The grasses in the Great Plains stand five feet tall in some places, providing the perfect shelter for grazing animals to hide from view. Compared to the other parks of Northern Tanzania, this made viewing the animals relatively difficult, resulting in only a few sightings per day rather than the near constant stimulation elsewhere.
Though animals are harder to spot, the sights to be seen in the Serengeti are not replicated anywhere else in the world. Sizable prides of lions rest effortlessly within the grasses, stomachs full from their plentiful selection of prey. A glance up at an Acacia may satisfy the onlooker with branches swaying from the weight of leopards. In one tree, I saw three, including a young cub. While books claim Lake Manyara National Park is the only place in the world for spotting tree-climbing lions, I had the fortune of witnessing this rare site in a lone tree of the vast Serengeti plain.

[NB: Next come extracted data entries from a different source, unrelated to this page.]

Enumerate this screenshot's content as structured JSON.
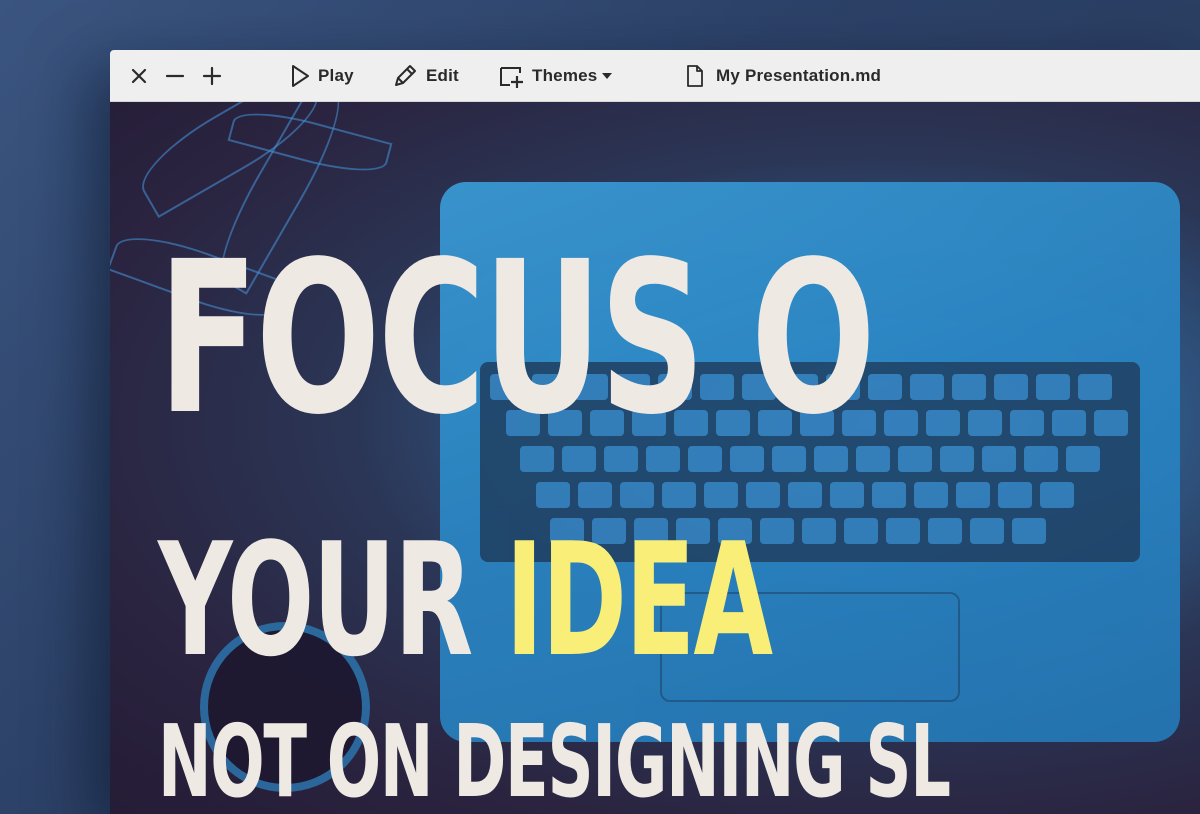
{
  "window_controls": {
    "close_icon": "close-icon",
    "minimize_icon": "minimize-icon",
    "maximize_icon": "plus-icon"
  },
  "toolbar": {
    "play_label": "Play",
    "edit_label": "Edit",
    "themes_label": "Themes",
    "file_name": "My Presentation.md"
  },
  "slide": {
    "line1": "FOCUS O",
    "line2_prefix": "YOUR ",
    "line2_highlight": "IDEA",
    "line3": "NOT ON DESIGNING SL"
  },
  "colors": {
    "headline": "#eee9e3",
    "highlight": "#f8ee78",
    "toolbar_bg": "#efefef"
  }
}
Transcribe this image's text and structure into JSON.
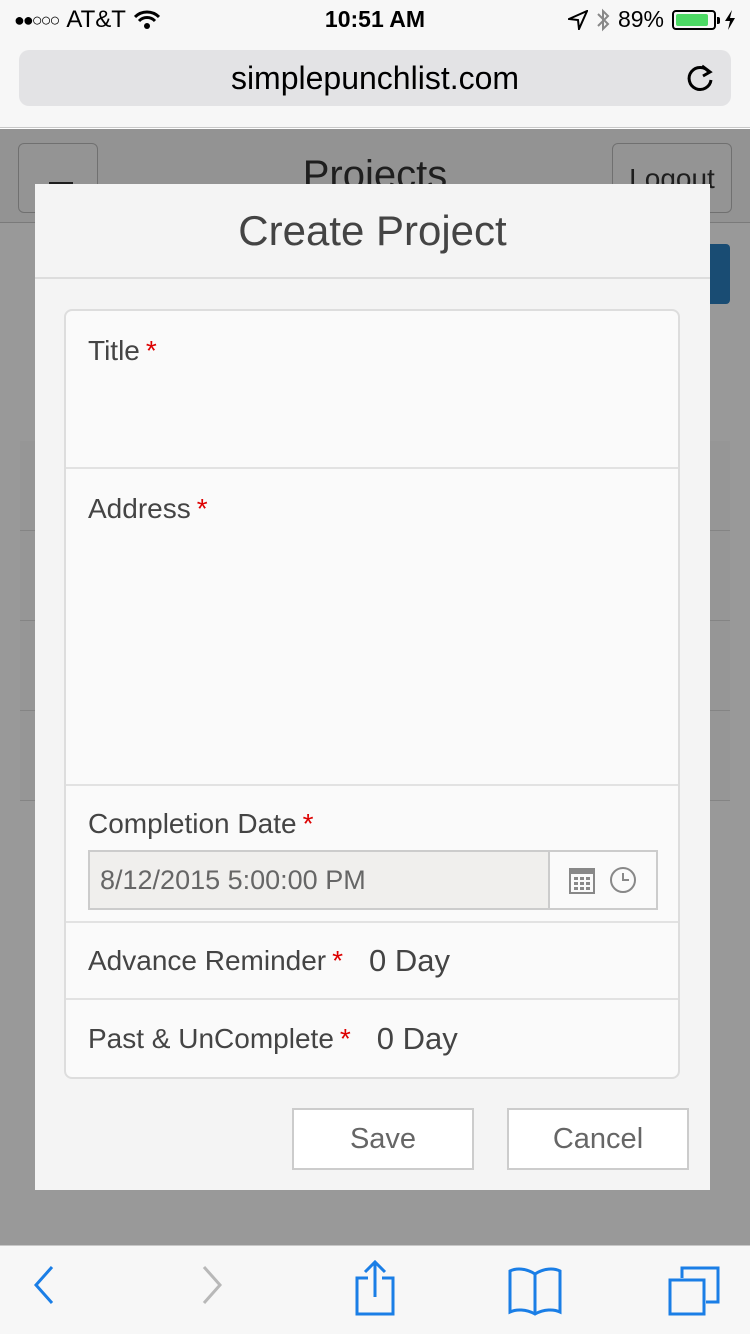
{
  "status_bar": {
    "carrier": "AT&T",
    "signal": "●●○○○",
    "time": "10:51 AM",
    "battery_percent": "89%",
    "battery_level": 0.89
  },
  "browser": {
    "url": "simplepunchlist.com"
  },
  "page": {
    "title": "Projects",
    "logout_label": "Logout"
  },
  "modal": {
    "title": "Create Project",
    "fields": {
      "title": {
        "label": "Title",
        "required_mark": "*",
        "value": ""
      },
      "address": {
        "label": "Address",
        "required_mark": "*",
        "value": ""
      },
      "completion_date": {
        "label": "Completion Date",
        "required_mark": "*",
        "value": "8/12/2015 5:00:00 PM"
      },
      "advance_reminder": {
        "label": "Advance Reminder",
        "required_mark": "*",
        "value": "0 Day"
      },
      "past_uncomplete": {
        "label": "Past & UnComplete",
        "required_mark": "*",
        "value": "0 Day"
      }
    },
    "save_label": "Save",
    "cancel_label": "Cancel"
  },
  "toolbar": {
    "icons": [
      "back-icon",
      "forward-icon",
      "share-icon",
      "bookmarks-icon",
      "tabs-icon"
    ]
  },
  "colors": {
    "accent": "#1a7ee6",
    "required": "#dd0000",
    "battery": "#4cd964"
  }
}
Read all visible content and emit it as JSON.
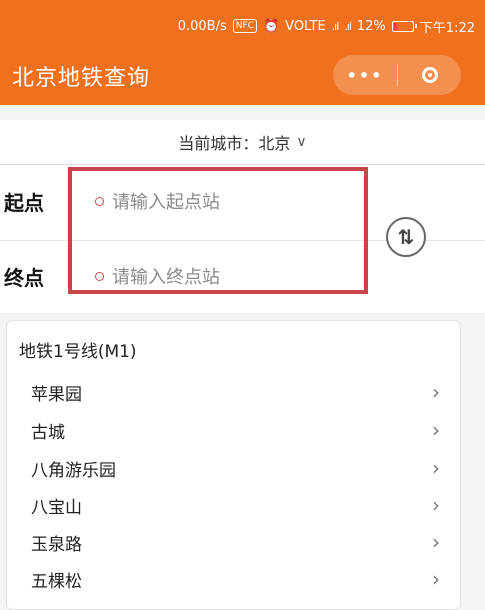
{
  "status_bar": {
    "speed": "0.00B/s",
    "nfc": "NFC",
    "volte": "VOLTE",
    "battery": "12%",
    "time": "下午1:22"
  },
  "header": {
    "title": "北京地铁查询",
    "more_label": "•••"
  },
  "city": {
    "label": "当前城市：北京",
    "chevron_icon": "chevron-down-icon"
  },
  "form": {
    "start_label": "起点",
    "start_placeholder": "请输入起点站",
    "end_label": "终点",
    "end_placeholder": "请输入终点站",
    "swap_icon": "swap-vertical-icon",
    "highlight_color": "#c8454b"
  },
  "line": {
    "name": "地铁1号线(M1)",
    "stations": [
      "苹果园",
      "古城",
      "八角游乐园",
      "八宝山",
      "玉泉路",
      "五棵松"
    ]
  },
  "colors": {
    "header_bg": "#f0701e",
    "page_bg": "#f4f4f4"
  }
}
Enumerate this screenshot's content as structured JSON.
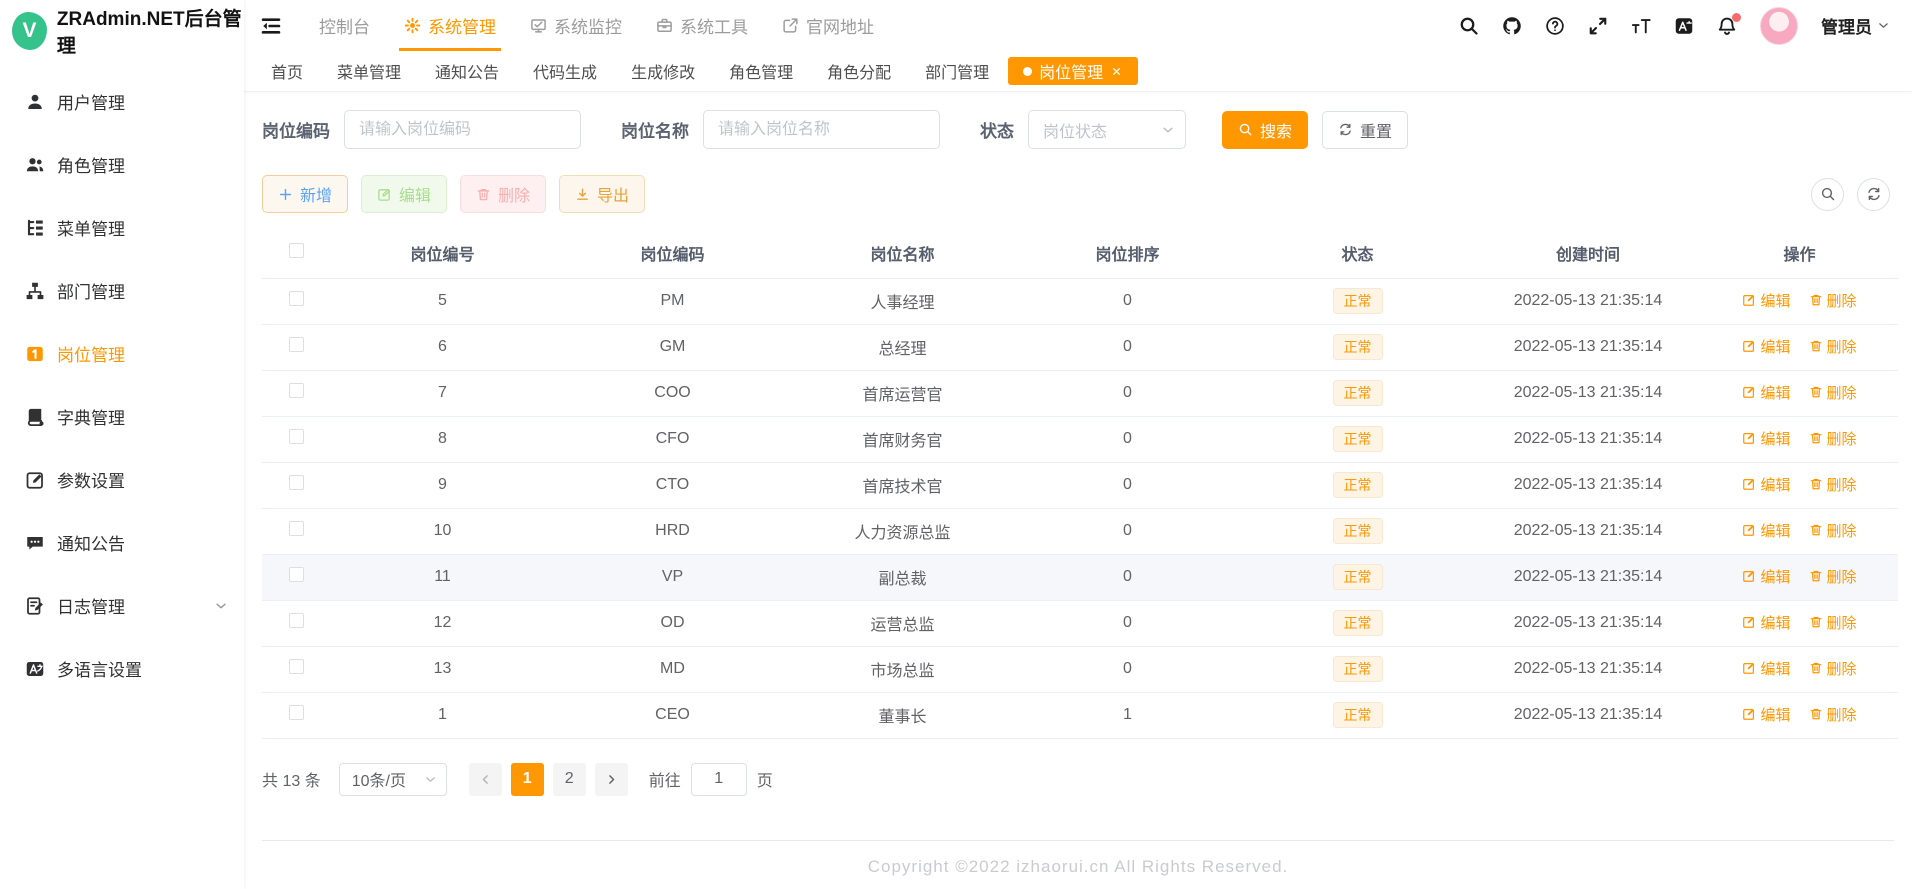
{
  "app": {
    "title": "ZRAdmin.NET后台管理",
    "footer": "Copyright ©2022 izhaorui.cn All Rights Reserved."
  },
  "colors": {
    "accent": "#ff9700",
    "success_badge_bg": "#fdf4e6",
    "danger": "#f56c6c",
    "logo_green": "#35c28b"
  },
  "sidebar": {
    "items": [
      {
        "label": "用户管理",
        "icon": "user-icon",
        "active": false
      },
      {
        "label": "角色管理",
        "icon": "users-icon",
        "active": false
      },
      {
        "label": "菜单管理",
        "icon": "menu-tree-icon",
        "active": false
      },
      {
        "label": "部门管理",
        "icon": "org-icon",
        "active": false
      },
      {
        "label": "岗位管理",
        "icon": "post-icon",
        "active": true
      },
      {
        "label": "字典管理",
        "icon": "dict-icon",
        "active": false
      },
      {
        "label": "参数设置",
        "icon": "edit-square-icon",
        "active": false
      },
      {
        "label": "通知公告",
        "icon": "chat-icon",
        "active": false
      },
      {
        "label": "日志管理",
        "icon": "log-icon",
        "active": false,
        "expandable": true
      },
      {
        "label": "多语言设置",
        "icon": "i18n-icon",
        "active": false
      }
    ]
  },
  "topnav": {
    "items": [
      {
        "label": "控制台",
        "icon": null,
        "active": false
      },
      {
        "label": "系统管理",
        "icon": "gear-icon",
        "active": true
      },
      {
        "label": "系统监控",
        "icon": "monitor-icon",
        "active": false
      },
      {
        "label": "系统工具",
        "icon": "toolbox-icon",
        "active": false
      },
      {
        "label": "官网地址",
        "icon": "external-link-icon",
        "active": false
      }
    ],
    "tools": [
      {
        "icon": "search-icon"
      },
      {
        "icon": "github-icon"
      },
      {
        "icon": "help-icon"
      },
      {
        "icon": "fullscreen-icon"
      },
      {
        "icon": "font-size-icon"
      },
      {
        "icon": "language-icon"
      },
      {
        "icon": "bell-icon",
        "badge": true
      }
    ],
    "user": {
      "name": "管理员"
    }
  },
  "tabs": [
    {
      "label": "首页",
      "active": false,
      "closable": false
    },
    {
      "label": "菜单管理",
      "active": false,
      "closable": false
    },
    {
      "label": "通知公告",
      "active": false,
      "closable": false
    },
    {
      "label": "代码生成",
      "active": false,
      "closable": false
    },
    {
      "label": "生成修改",
      "active": false,
      "closable": false
    },
    {
      "label": "角色管理",
      "active": false,
      "closable": false
    },
    {
      "label": "角色分配",
      "active": false,
      "closable": false
    },
    {
      "label": "部门管理",
      "active": false,
      "closable": false
    },
    {
      "label": "岗位管理",
      "active": true,
      "closable": true
    }
  ],
  "filters": {
    "code": {
      "label": "岗位编码",
      "placeholder": "请输入岗位编码",
      "value": ""
    },
    "name": {
      "label": "岗位名称",
      "placeholder": "请输入岗位名称",
      "value": ""
    },
    "status": {
      "label": "状态",
      "placeholder": "岗位状态"
    },
    "search_label": "搜索",
    "reset_label": "重置"
  },
  "toolbar": {
    "add_label": "新增",
    "edit_label": "编辑",
    "delete_label": "删除",
    "export_label": "导出"
  },
  "table": {
    "columns": [
      "岗位编号",
      "岗位编码",
      "岗位名称",
      "岗位排序",
      "状态",
      "创建时间",
      "操作"
    ],
    "actions": {
      "edit": "编辑",
      "delete": "删除"
    },
    "rows": [
      {
        "id": "5",
        "code": "PM",
        "name": "人事经理",
        "sort": "0",
        "status": "正常",
        "created": "2022-05-13 21:35:14",
        "highlighted": false
      },
      {
        "id": "6",
        "code": "GM",
        "name": "总经理",
        "sort": "0",
        "status": "正常",
        "created": "2022-05-13 21:35:14",
        "highlighted": false
      },
      {
        "id": "7",
        "code": "COO",
        "name": "首席运营官",
        "sort": "0",
        "status": "正常",
        "created": "2022-05-13 21:35:14",
        "highlighted": false
      },
      {
        "id": "8",
        "code": "CFO",
        "name": "首席财务官",
        "sort": "0",
        "status": "正常",
        "created": "2022-05-13 21:35:14",
        "highlighted": false
      },
      {
        "id": "9",
        "code": "CTO",
        "name": "首席技术官",
        "sort": "0",
        "status": "正常",
        "created": "2022-05-13 21:35:14",
        "highlighted": false
      },
      {
        "id": "10",
        "code": "HRD",
        "name": "人力资源总监",
        "sort": "0",
        "status": "正常",
        "created": "2022-05-13 21:35:14",
        "highlighted": false
      },
      {
        "id": "11",
        "code": "VP",
        "name": "副总裁",
        "sort": "0",
        "status": "正常",
        "created": "2022-05-13 21:35:14",
        "highlighted": true
      },
      {
        "id": "12",
        "code": "OD",
        "name": "运营总监",
        "sort": "0",
        "status": "正常",
        "created": "2022-05-13 21:35:14",
        "highlighted": false
      },
      {
        "id": "13",
        "code": "MD",
        "name": "市场总监",
        "sort": "0",
        "status": "正常",
        "created": "2022-05-13 21:35:14",
        "highlighted": false
      },
      {
        "id": "1",
        "code": "CEO",
        "name": "董事长",
        "sort": "1",
        "status": "正常",
        "created": "2022-05-13 21:35:14",
        "highlighted": false
      }
    ]
  },
  "pagination": {
    "total_label": "共 13 条",
    "page_size": "10条/页",
    "pages": [
      {
        "label": "1",
        "active": true
      },
      {
        "label": "2",
        "active": false
      }
    ],
    "goto_label": "前往",
    "goto_value": "1",
    "page_unit": "页"
  }
}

I’ve never been so excited to sleep as I was at the prospect of camping in the Serengeti. Using a new tent with entirely translucent walls, I was prepared for exciting nights of stargazing and animal watching. At one campsite, dusk brought a herd of running giraffes through the camp. At another, elephants drank from the waterspout at dawn.
I imagined the night like a childhood slumber party: giddy with anticipation for what surprises my sleep-mates might share. I went to rest beneath the brilliant starry sky, and drifted off to the lullaby of buzzing insects and the faint sound of nocturnal animals in the distance. After long days of game driving, I have never slept so well, at peace in the middle of the wild Serengeti.